Smoking to lose weight is significantly more common among teens in the look out for slimming down. Girls who said they were “much too fat” were nearly 225 percent more likely to smoke to lose weight than girls who said their weight was about right. Teen smoking is a particularly worrisome public health concern, because people who start smoking by their early 20s are likely to continue in adulthood. And tobacco is the No. 1 preventable cause of death all over the world.
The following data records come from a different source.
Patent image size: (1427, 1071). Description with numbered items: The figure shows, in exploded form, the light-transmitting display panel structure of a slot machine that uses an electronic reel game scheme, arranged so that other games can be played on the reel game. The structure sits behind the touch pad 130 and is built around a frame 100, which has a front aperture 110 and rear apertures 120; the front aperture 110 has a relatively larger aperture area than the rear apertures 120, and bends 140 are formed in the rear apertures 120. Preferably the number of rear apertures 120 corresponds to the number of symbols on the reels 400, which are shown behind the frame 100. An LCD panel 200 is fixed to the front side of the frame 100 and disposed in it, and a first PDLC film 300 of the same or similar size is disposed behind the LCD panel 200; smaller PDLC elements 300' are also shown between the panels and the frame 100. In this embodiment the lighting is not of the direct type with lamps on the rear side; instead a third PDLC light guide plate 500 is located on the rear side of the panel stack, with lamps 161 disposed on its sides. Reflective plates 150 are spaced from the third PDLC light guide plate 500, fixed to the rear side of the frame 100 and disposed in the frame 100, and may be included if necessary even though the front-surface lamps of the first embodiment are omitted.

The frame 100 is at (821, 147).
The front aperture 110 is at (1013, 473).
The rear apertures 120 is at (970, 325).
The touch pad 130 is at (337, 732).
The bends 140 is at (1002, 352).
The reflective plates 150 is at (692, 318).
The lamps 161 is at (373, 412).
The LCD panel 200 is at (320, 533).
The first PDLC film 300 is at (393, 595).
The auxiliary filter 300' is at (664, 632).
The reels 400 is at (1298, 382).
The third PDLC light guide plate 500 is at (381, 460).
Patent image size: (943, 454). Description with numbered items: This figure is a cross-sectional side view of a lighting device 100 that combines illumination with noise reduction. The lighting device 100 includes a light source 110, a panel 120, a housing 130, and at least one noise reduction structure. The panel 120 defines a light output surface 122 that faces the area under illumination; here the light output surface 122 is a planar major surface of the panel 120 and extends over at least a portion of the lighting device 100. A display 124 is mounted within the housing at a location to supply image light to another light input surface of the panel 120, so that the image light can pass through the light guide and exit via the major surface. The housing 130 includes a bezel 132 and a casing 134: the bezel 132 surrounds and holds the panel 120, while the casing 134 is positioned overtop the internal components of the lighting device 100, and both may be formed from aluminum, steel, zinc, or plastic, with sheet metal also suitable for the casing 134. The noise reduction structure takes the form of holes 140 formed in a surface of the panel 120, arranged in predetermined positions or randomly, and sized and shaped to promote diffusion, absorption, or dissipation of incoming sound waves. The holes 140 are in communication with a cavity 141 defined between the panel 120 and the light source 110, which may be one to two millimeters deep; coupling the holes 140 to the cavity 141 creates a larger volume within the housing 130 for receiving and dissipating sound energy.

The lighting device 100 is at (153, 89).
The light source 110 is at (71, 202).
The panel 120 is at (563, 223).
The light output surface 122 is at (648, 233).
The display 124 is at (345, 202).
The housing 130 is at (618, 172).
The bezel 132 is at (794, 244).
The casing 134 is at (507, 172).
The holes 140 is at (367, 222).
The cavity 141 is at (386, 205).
According to “The Demand for Cigarettes as Derived from the Demand for Weight Loss: A Theoretical and Empirical Investigation,” that appeared in the January 2016 issue of Health Economics. The survey asked the children whether they had done anything to lose weight, what that action was and whether they smoked and how frequently. The researchers found that white teens were more than twice as likely as African-American adolescents to smoke for weight loss.
Another serious concern is that other tobacco products—including pipes, hookahs, smokeless tobacco, or bidis—are also commonly used by youth worldwide. In fact, prevalence of use of these products is higher than that of cigarettes in many countries, particularly in Southeast Asia, the Eastern Mediterranean, and sub-Saharan Africa.
Evidence has shown that smoking leads to more visceral fat in the stomach area.
Teenaged girls are more likely to see tobacco as an appetite suppressant. What they often fail to recognize is that going for regular brisk walks can reduce cigarette cravings and help them attain a healthy weight at the same time. While the proportion of teenaged smokers has declined in the past few decades, this drop leveled off in recent years.
Teenage girls who attempt to stop smoking may experience symptoms of withdrawal, according to a study in the journal Nicotine and Tobacco Research, and those symptoms can include:
- An urge to smoke
- A craving for nicotine
- Mood swings
- Strong reactions to smoking cues, such a photographs of people smoking
Get Help! Do Not Delay.
Teens who smoke may benefit from nicotine replacement therapies, but these should be closely managed by a health care professional. Not all nicotine replacement products made for adults are safe for teens to take, and a doctor should be firmly in charge of a teen’s dosing schedule. Therapies like this provide only part of the puzzle, however, as teens will also need to learn more about how to keep their cravings in check so they can avoid the urge to relapse in the future. Teens who use drugs as well as nicotine might also need advanced therapies, so they can learn how to control their urges to use drugs.